Она шла по тропинке и время от времени громко звала Виолетту, но лес не отзывался. И как Настя могла отпустить эту девочку одну? Как Настя могла? Она шла по лесу и терзалась.
Знакомая цветочная поляна запестрела, зазеленела впереди, в просвете между деревьями.
— Виолетта!
— Собачку, что ли, потеряла? — раздался за ее спиной сочувственный голос.
Настя обернулась.
Высокая, вся в веснушках девочка, длинноногая и растрепанная, в голубых замызганных джинсах и в такой же замызганной курточке, совсем по-детски перемазанная соком ежевики, стояла перед ней.
— Декоративную, да?
— Что? — не поняла Настя.
— Я спрашиваю — декоративную собачку потеряла? Комнатную? Если декоративную, так ни за что сама отсюда не выберется, они совершенно неприспособленные. Пропадет! Уж ты меня извини, помочь я тебе никак не могу. Меня вот тоже ищут. Слышишь — вопят?
— Кри-во-ше-е-ва! — дружно скандировал на поляне хор звонких голосов. — Та-ня! Кри-во-ше-е-ва!

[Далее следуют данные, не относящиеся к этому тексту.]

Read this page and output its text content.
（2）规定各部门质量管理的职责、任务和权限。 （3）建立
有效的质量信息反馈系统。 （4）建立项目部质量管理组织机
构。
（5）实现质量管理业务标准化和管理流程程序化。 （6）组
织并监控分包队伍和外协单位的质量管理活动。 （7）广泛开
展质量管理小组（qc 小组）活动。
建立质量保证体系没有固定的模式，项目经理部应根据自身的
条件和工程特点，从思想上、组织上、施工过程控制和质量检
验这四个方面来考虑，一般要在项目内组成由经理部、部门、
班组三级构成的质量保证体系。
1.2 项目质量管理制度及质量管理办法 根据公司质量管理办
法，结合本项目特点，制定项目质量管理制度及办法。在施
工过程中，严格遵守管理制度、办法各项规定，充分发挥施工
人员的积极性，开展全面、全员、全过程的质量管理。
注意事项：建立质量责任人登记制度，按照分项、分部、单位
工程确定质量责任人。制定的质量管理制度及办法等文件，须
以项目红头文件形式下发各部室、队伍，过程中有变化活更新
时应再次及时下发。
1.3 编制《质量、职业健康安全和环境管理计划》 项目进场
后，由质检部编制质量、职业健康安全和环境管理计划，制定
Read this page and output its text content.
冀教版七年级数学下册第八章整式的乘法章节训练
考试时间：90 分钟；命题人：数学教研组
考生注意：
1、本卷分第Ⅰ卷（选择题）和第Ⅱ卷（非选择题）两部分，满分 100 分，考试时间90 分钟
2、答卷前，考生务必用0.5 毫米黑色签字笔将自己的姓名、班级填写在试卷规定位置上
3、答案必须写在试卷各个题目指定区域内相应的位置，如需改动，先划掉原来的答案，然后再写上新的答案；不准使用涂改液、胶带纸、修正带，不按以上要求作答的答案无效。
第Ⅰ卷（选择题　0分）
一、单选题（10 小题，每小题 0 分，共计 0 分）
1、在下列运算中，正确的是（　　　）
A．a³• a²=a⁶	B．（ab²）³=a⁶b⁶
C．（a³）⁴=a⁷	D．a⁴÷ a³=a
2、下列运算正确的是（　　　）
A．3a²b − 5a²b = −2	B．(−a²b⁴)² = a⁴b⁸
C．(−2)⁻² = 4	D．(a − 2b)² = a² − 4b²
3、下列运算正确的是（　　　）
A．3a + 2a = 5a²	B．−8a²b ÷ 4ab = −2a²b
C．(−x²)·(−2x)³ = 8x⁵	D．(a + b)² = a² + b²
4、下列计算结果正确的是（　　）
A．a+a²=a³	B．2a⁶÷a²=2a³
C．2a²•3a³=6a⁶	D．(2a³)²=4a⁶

— Так почему же ты не отзовешься?
— А пусть повопят немного, пусть! — с какой-то непонятной досадой сказала девочка. — Пусть. А я послушаю… А ты ищи, ищи собачку, а то пропадет в лесу.
— Послушай, — робко сказала Настя. — А ты тут в лесу девочку не видела? Беленькая такая, волосы светлые, вот так, до плеч немного не достают, и рукава фонариком… Кажется, ее Ветой зовут.
— Ну! — удивилась девочка. — Видела, конечно! Она из нашего отряда! Знаю ее прекрасно! Кто ж Ветку Петрову не знает!
— Ну? — теперь уже удивилась Настя, немного смущенная тем, что ее новую знакомую, оказывается, все знают. — А что такого она натворила?
— Ну, это ты еще узнаешь! — многозначительно сказала джинсовая девочка. — Это она, наверно, у тебя собачку увела?
— Нет! — обидевшись за Виолетту, сказала Настя. — Просто она ушла за пирожными и пропала.
— За пирожными? Поздравляю! Съела она давно твои пирожные! И коврижки тоже. Вот лимонад оставила, да все равно бутылки открыть нечем. А сама она в город укатила.
— Как в город? Надолго?
— Не надолго, а насовсем. Домой.
— Неправда!
— Неправда? — возмутилась девочка. — Да от Ветки Петровой всего можно ожидать! Мы уж в отряде от нее натерпелись!
— Зорь-ка! — донесся с поляны одинокий мальчишеский голос. — Та-ня! Мисс Зорька!
— Я пошла! — обрадованно прошептала сразу просиявшая джинсовая девочка. — Это меня! Я побежала! Мне некогда!